The application of Scanning Acoustic Microscopy (SAM) in the Multi-Layer Ceramic Capacitor (MLCC) sector is crucial, primarily focusing on the following key areas:

I. Core Detection Capabilities

A. Defect Type Recognition

• Inspection Scope: SAM can precisely detect various micro-defects within MLCCs, including delaminations, cracks, air voids, porosity, and pseudo-solder defects. By generating high-resolution images from ultrasonic reflection signals, the technique supports both qualitative and quantitative analysis of defects (e.g., defect area, depth, and percentage).
• Superior Sensitivity: The technique is particularly sensitive to delamination defects, offering a distinct advantage over X-ray detection technology, which often fails to detect air-filled flaws.

B. Internal Structure Integrity Analysis

• Dimensional Analysis: SAM provides comprehensive internal quality mapping by utilizing multi-layer scanning and cross-sectional imaging.
• Key Targets: It assesses the structural integrity of the inner dielectric layers and electrode connections, quantifying flaw distribution and density.

II. Technical Advantages

A. Non-Destructive Testing (NDT)

• Sample Preservation: The testing process does not require the structural compromise of the MLCC, making it suitable for high-volume full inspection and critical reliability screening.

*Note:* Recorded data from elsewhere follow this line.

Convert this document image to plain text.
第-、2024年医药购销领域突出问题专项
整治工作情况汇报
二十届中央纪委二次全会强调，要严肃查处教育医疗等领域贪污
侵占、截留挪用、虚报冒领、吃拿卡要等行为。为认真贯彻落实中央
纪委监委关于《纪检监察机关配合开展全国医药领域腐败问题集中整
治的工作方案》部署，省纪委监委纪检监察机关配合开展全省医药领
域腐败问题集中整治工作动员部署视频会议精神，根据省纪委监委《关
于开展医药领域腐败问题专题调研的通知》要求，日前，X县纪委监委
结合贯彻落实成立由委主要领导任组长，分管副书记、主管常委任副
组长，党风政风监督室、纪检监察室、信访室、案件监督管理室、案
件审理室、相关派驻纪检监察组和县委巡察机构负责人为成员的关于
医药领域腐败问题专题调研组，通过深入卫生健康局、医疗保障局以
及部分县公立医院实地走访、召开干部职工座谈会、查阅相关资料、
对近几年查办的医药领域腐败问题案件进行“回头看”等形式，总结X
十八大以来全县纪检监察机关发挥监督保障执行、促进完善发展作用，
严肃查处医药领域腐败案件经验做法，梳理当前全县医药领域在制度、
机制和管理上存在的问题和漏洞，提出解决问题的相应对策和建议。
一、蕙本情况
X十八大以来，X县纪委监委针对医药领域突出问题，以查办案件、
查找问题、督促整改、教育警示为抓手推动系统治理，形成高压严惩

B. Efficiency and Intelligence

• Automation: Equipped with intelligent screening functions, SAM can perform batch inspection on similar products, pinpointing specific regions of interest, thereby boosting efficiency.
• Error Reduction: It supports automated defect identification and classification, significantly minimizing human operational errors.

C. Resolution and Frequency Adaptation

• High Resolution: By employing high-frequency ultrasound (e.g., $50\text{ MHz}$), the system can penetrate the multi-layered ceramic structure of the MLCC, achieving precise localization of minute defects.
• Dimensional Mapping: Support for delamination scanning and cross-sectional imaging provides a three-dimensional internal quality map.

III. Typical Application Scenarios

A. Production Quality Control

• Process Monitoring: Conducting 100% inspection during the MLCC manufacturing process to evaluate the bonding quality between the internal dielectric layers and electrode layers.
• Failure Prevention: Preventing component failure caused by intermittent connections or internal delamination.

B. Reliability Verification

• High-Reliability Markets: Mandatory full-spectrum non-destructive screening of MLCC products for sectors like aerospace, automotive electronics, and power systems to ensure stability under extreme environmental conditions.

IV. Technical Comparison and Industry Value

Industry Impact: SAM is instrumental in driving the miniaturization and higher density of MLCCs, meeting the stringent high-reliability component demands of emerging sectors such as 5G communications and New Energy vehicles.

Conclusion: By integrating high-frequency ultrasound technology with intelligent analysis, SAM has become the indispensable core NDT tool in the MLCC industry, significantly improving product yield and elevating the overall technological standard of the sector.